Хотя и день, а спать страшно. Вдруг змея укусит? И все–таки я не заметил, как уснул.
Меня разбудил легкий шлепок по щеке.
Чего рот–то раскрыл? А ну горлянка заползет?! — предупредил дед, присаживаясь возле меня.
Какая горлянка?
А вот есть такие змеи. Уснет человек в поле, рот откроет, а она тут как тут, раз — ив животе у него!
А может, уже заползла в меня? — испугался я.

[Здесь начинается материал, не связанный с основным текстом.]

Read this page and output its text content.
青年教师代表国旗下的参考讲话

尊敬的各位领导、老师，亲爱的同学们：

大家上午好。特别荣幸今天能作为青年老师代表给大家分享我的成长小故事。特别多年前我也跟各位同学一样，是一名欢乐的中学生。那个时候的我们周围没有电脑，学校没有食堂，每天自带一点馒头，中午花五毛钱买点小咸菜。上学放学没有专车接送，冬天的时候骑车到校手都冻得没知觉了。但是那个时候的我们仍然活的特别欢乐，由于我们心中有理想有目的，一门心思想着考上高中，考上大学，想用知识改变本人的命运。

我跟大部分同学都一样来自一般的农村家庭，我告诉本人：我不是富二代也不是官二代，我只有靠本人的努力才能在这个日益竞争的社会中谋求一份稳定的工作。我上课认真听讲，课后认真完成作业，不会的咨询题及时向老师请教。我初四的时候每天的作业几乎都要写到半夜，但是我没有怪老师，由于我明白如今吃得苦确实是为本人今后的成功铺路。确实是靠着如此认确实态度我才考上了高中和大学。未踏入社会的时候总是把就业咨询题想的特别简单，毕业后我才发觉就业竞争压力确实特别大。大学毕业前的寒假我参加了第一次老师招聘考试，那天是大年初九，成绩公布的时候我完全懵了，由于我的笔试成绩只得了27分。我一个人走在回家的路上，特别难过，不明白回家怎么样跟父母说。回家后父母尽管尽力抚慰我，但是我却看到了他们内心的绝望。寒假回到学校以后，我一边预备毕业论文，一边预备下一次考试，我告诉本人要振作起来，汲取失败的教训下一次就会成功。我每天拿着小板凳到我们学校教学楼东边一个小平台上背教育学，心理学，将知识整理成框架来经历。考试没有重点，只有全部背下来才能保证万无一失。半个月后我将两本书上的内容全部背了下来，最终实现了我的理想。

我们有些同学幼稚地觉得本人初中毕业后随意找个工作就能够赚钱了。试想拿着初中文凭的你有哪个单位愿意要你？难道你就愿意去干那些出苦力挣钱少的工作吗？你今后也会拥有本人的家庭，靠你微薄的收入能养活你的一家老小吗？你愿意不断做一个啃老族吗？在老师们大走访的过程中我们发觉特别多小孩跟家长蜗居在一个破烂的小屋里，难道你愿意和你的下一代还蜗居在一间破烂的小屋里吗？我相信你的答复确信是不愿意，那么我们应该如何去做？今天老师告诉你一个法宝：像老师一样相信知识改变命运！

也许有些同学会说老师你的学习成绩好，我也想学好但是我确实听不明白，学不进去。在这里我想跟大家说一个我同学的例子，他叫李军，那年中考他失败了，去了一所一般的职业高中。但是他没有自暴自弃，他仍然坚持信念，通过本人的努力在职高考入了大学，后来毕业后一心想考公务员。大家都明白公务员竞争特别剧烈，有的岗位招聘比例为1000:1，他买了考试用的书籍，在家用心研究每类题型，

Да не заползла, — успокоил дед. — Вот слушай дальше. После змея начинает травить человека. Болеет человек, тощим становится, ничего не ест. Так и умрет, если ее не выгонят из него.
А как ее выгоняют?
А вот как: ведут больного в баню и там распаривают все его тело. А в углу где–нибудь ставят блюдце с молоком или малиной. Потом все прячутся и затихают. Змея, почуяв лакомство, выползает изо рта, тут и бьют ее у блюдца.
Дед сильно напугал меня этим рассказом.
Чтоб она не заползла в тебя, ты спи со спичкой во рту. Засыпай, а сам чувствуй ее, тогда рот и будет все время закрытым.
К ночи дед уехал за Ванюшкой. Мы с отцом запаслись топливом, разожгли большой костер. Сидели молча, глядя на танцующие языки пламени. Птичий гомон стих. Слышно было, как, засыпая, вздрагивал осинник да тихо шумели сосны.
Пламя подкрашивало бровастое лицо отца. Иногда на него проливалась глубокая тень.